MikoMom released me and said something in frustrated-sounding Japanese. Midget Mage returned a clipped sentence that sounded even more frustrated. Midget Mage’s finger was coming up and beginning to wag, MikoMom leaning over her and menacing her with little waggles of her gohei.
At last they crossed their arms and huffed. Then, with the ponderous intent of a battleship turret, they swung to bear on me.
“… what!?” I said.
“It’s extremely rare for kami strong enough to be considered patron gods to manifest to anyone,” the young man supplied. “Mrs. Satsuki’s great-great-great grandmother was the last one to see the god of their shrine, for instance. They typically only do it for those they’ve chosen to make their… I suppose ‘prophet’ is the closest English word.”
“Well he liked me well enough, but I doubt the Colonel’s chosen me to carry the Good Word of Fried Chicken to the masses.”
“If you can see your god,” Midget Mage cut in, “you gain the ability to see all kami, big and small. Mostly they can only be sensed unless they’re manifesting physically, or you use certain spells. Even if you were a mage, to see even a minor god who doesn’t wish to be, you need very good spells. One that could fit on a concealable amulet would be a legendary artifact; I would’ve heard of it before.” She scowled darkly enough to emulate a thundercloud. “That just leaves spirit-sight.”

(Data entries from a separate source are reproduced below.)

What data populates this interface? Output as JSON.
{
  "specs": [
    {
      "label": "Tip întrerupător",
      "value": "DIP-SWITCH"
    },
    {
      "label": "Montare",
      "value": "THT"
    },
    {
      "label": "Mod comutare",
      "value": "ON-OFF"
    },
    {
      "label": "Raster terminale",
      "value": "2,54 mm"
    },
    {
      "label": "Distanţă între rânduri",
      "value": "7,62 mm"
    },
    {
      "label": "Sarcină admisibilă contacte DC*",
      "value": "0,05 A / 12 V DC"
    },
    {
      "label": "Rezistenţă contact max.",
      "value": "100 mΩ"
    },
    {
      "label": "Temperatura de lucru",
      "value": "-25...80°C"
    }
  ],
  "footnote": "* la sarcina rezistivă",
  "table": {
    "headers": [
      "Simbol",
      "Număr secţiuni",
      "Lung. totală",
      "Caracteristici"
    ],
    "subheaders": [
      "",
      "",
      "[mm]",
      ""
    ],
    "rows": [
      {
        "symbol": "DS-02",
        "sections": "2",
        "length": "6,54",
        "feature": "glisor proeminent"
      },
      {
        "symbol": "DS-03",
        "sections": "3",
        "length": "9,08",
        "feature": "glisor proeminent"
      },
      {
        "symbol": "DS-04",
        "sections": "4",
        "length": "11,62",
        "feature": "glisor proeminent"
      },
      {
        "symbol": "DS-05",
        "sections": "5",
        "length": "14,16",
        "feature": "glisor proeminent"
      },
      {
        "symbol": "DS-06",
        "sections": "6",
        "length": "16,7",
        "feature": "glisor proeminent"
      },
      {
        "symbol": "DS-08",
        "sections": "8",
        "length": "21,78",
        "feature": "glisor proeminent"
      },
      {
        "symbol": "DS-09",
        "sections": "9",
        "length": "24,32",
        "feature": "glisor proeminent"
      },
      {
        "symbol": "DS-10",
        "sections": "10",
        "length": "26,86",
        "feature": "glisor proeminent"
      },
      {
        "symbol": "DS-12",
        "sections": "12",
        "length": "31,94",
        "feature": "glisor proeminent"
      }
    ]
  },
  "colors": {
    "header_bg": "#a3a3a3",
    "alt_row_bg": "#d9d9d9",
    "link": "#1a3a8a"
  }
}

The young guy snorted and said something in Japanese, only to jump a little when Midget Mage snapped back with real venom. She turned back to me and studied my expression. “Am I right?”
I shrugnodded.
“Why didn’t you just say so!?”
For the first time I returned her glare, scowl for scowl. “Would you have believed me?”
Her expression softened, breaking eye contact for a moment. She seemed taken aback a little. “I… see your point. Spirit sages aren’t as rare as true sages, but I’ve never, ever heard of one not born from an old magical line. The youngest in recorded history on either side of the Pacific to produce one was some fifteen generations of actively practicing magi.”
I crossed my arms, closed my eyes, let my head drop back and sighed. It was none of their business, but maybe it’d get them off my ass, so– “That’s because I wasn’t born with it.”
Now Midget Mage was completely baffled. “Then how on earth did you gain it?”
I opened my eyes to look at the ceiling; missing drop-tiles revealing the shad”owed space of ductwork and cabling behind, like a grin with missing teeth. “Mosul.”
A brief inquisitive sound from MikoMom, then a reply from the young guy, who’d been translating for her, and she fell quiet too.
I stood up. “By the way,” I said to MikoMom, pointing at the KFC buckets. “I believe those are yours.” I walked away, and thankfully, they let me – though Midget Mage was still squinting at me like a nerd at an unsolved Rubix’s cube when I turned away.
We’d started our operation at six AM, and it’d been near midnight when I’d caught up with the shifter in the Louisiana wilderness. With two back-to-back life-or-death fights on top, it added up to a long goddamn day – but this wouldn’t wait. Walking into the middle of the parking lot, I gazed at the cloudless summer sky, sighed, and dialed Dan.
He picked up on the first ring. “They beat you to death, or did they leave some for me?”
“You want a mage, hire someone with magic on his resume, not a MOS,” I snapped. “You want someone who can field-strip a machine gun blindfolded or someone who can quote that Harry Potter shit bible and verse?”
“This is on you,” Dan said.
I slammed my palm into the side of my head, but couldn’t say anything, because this time, he was right. “What resources do we have in-country?”
“By this time tomorrow you’ll have the run of any American base and armory in Japan, but if you need anything unusual or… well, you know, we’ll have to fly it in. From D.C. that’s a good fourteen hour flight, so plan accordingly, eh?”
“Right. Got it. Catch you later.” I hung up, and muted the phone when it started buzzing a few seconds later. I hopped into the Hummer, stretched out over the engine housing running down the vehicle’s centerline, and let my eyes fall closed.
I had my work cut out for me tomorrow.